In this context, the United Kingdom, Germany and France are equally susceptible to American pressure to tow its line. Around 40 percent of components and technology packages in Sweden’s Gripen is sourced to US companies. Washington can thus at any time stymie India’s military forces and who knows the stranglehold it could have in case the government follows through on its inclination to buy the F-16 or F-18.

These are the sorts of reasons that persuaded former Defence Minister Manohar Parrikar to be partial to the cost-effective option of enlarging the Su-30MKI force instead of getting embroiled in the MMRCA/Rafale deal.

Parrikar’s successor, Nirmala Sitharaman, has been vocal these past few weeks, giving interviews in a bid to staunch the criticism and stop the Rafale from becoming for the BJP what Bofors is for the Congress — the perennial sword of Damocles.

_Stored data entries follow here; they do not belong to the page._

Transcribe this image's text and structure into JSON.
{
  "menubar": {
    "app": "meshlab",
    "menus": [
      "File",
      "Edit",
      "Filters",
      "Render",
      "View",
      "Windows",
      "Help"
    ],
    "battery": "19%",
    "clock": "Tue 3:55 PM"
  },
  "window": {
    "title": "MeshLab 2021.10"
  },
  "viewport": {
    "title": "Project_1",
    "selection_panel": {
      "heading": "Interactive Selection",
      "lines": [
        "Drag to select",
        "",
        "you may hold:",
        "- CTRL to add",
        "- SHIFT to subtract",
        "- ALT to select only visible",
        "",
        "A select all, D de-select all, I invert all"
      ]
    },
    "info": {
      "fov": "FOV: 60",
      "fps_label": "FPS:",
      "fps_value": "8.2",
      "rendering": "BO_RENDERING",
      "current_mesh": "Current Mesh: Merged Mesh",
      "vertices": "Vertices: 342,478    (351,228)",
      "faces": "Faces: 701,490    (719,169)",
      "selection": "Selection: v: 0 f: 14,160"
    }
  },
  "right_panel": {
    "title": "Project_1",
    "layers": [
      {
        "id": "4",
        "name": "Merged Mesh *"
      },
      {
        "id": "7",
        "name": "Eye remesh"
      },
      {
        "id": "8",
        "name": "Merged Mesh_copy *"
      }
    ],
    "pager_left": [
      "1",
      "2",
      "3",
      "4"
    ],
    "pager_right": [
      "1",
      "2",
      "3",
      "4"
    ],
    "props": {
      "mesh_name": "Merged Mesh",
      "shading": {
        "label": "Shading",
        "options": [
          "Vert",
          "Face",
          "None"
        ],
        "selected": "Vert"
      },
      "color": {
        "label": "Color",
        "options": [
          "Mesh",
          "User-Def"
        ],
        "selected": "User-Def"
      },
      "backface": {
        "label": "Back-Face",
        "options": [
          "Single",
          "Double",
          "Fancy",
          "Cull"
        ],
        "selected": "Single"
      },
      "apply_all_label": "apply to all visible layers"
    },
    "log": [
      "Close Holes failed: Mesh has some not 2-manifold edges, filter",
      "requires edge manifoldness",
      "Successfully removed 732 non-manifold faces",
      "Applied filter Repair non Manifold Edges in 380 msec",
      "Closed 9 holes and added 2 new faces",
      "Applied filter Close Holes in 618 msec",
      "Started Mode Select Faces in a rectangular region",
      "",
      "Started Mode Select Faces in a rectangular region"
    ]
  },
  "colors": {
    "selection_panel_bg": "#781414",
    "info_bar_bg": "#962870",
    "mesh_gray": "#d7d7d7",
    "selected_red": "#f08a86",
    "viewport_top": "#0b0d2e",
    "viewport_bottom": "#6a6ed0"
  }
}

Sitharaman justified buying only 36 aircraft from France and that too without any transfer of technology (ToT) for almost the same amount as the cost of 126 Rafale as part of the MMRCA transaction that would have permitted 108 of this aircraft to be built in India with ToT. The original deal, she contends, was bad because the aircraft would not have been available for urgent induction.

Except, by her own lights the IAF will not be flying all 36 Rafale jets before 2022. But this is around the time that the first of the India-assembled aircraft would have been inducted. She brushed aside the scepticism about just two squadrons — too few aircraft to be used effectively — by saying there is a tender to be issued for 100 more of such aircrafts for production in India.

Given the controversy, Rafale will stand no chance of increasing its numbers in IAF, not even with ToT. That will mean an altogether new but still more dated single-engine aircraft from the MMRCA sweepstakes of the early 2000s (Eurofighter or F-16 or F-18 or Gripen or MiG-35) with yet another separate logistics set up and a rocketing price tag for a force of essentially antique aircraft entering the 2030s and 2040s. This is absurd, but try telling the IAF or the government that.

On its part, the IAF rationalises the small offtake of Rafale jets by talking of the Beyond Visual Range (BVR) weapons such as the Meteor air-to-air missile on board the Rafale as giving it uncommon punch. The trouble is the greater the stand-off range from which these BVR missiles are fired, the more likely they are to miss the target. If BVR ordnance are as effective as they are cracked up to be, then why is it that the 5th and 6th generation combat aircraft are emphasising their enhanced manoeuvring ability? This last would suggest that BVR missiles can be easily countered by good pilots on fast, agile, platforms.

As regards the charge of the government was favouring Anil Ambani, Sitharaman’s view that Dassault decided on its own to choose Reliance Defence as its strategic partner was refuted by a Dassault representative.

The minister’s defence of the deal for 36 Rafale jets is not credible. But is her rationale as to why the multi-billion dollar S-400 deal has no technology offsets, any more so? She says that negotiating technology offsets is time consuming and the immediate need for it led to the government fast-tracking a straightforward buy minus offsets.

In the Rafale case, the buy was likewise justified in terms of an oppressive timeline, but the outcome in both cases is that India has paid good money for no technology whatsoever. This is at a time when China too has acquired a few S-400 units and is expected to reverse-engineer this system inside of a decade, field it, and to pass it to its partners, like Pakistan.

With the defence procurement system titled towards importing arms, India’s status as an arms dependency is preserved. This gives the impression that the Make in India programme, as many long ago suspected, is only an empty slogan.